RBC-derived vesicles as a systemic delivery system of doxorubicin for lysosomal-mitochondrial axis-improved cancer therapy

INTRODUCTION: Chemotherapeutic drugs are the main intervention for cancer management, but many drawbacks impede their clinical applications. Nanoparticles as drug delivery systems (DDSs) offer much promise to solve these limitations. OBJECTIVES: A novel nanocarrier composed of red blood cell (RBC)-derived vesicles (RDVs) surface-linked with doxorubicin (Dox) using glutaraldehyde (glu) to form Dox-gluRDVs was investigated for improved cancer therapy.

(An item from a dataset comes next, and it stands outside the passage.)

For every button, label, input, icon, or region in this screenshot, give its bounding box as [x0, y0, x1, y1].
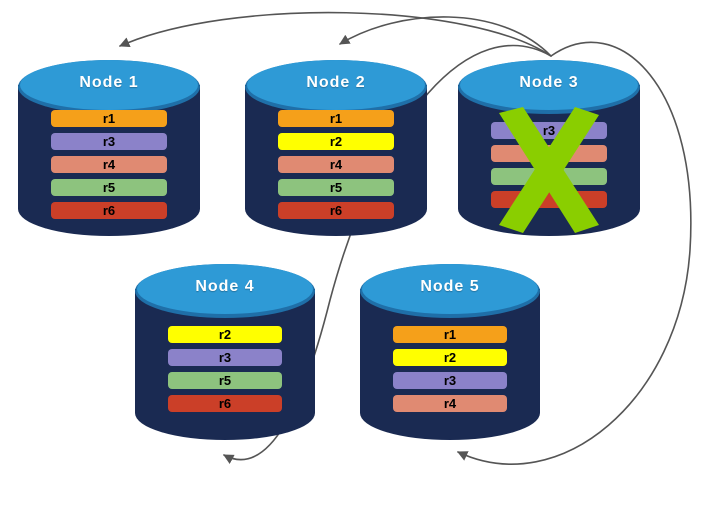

METHODS: We investigated the in vivo antineoplastic performance of Dox-gluRDVs through intravenous (i.v.) administration in the mouse model bearing subcutaneous (s.c.) B16F10 tumor and examined the in vitro antitumor mechanism and efficacy in a panel of cancer cell lines. RESULTS: Dox-gluRDVs can exert superior anticancer activity than free Dox in vitro and in vivo. Distinct from free Dox that is mainly located in the nucleus, but instead Dox-gluRDVs release and efficiently deliver the majority of their conjugated Dox into lysosomes. In vitro mechanism study reveals the critical role of lysosomal Dox accumulation-mediated mitochondrial ROS overproduction followed by the mitochondrial membrane potential loss and the activation of apoptotic signaling for superior anticancer activity of Dox-gluRDVs. CONCLUSION: This work demonstrates the great potential of RDVs to serve a biological DDS of Dox for systemic administration to improve conventional cancer chemotherapeutics.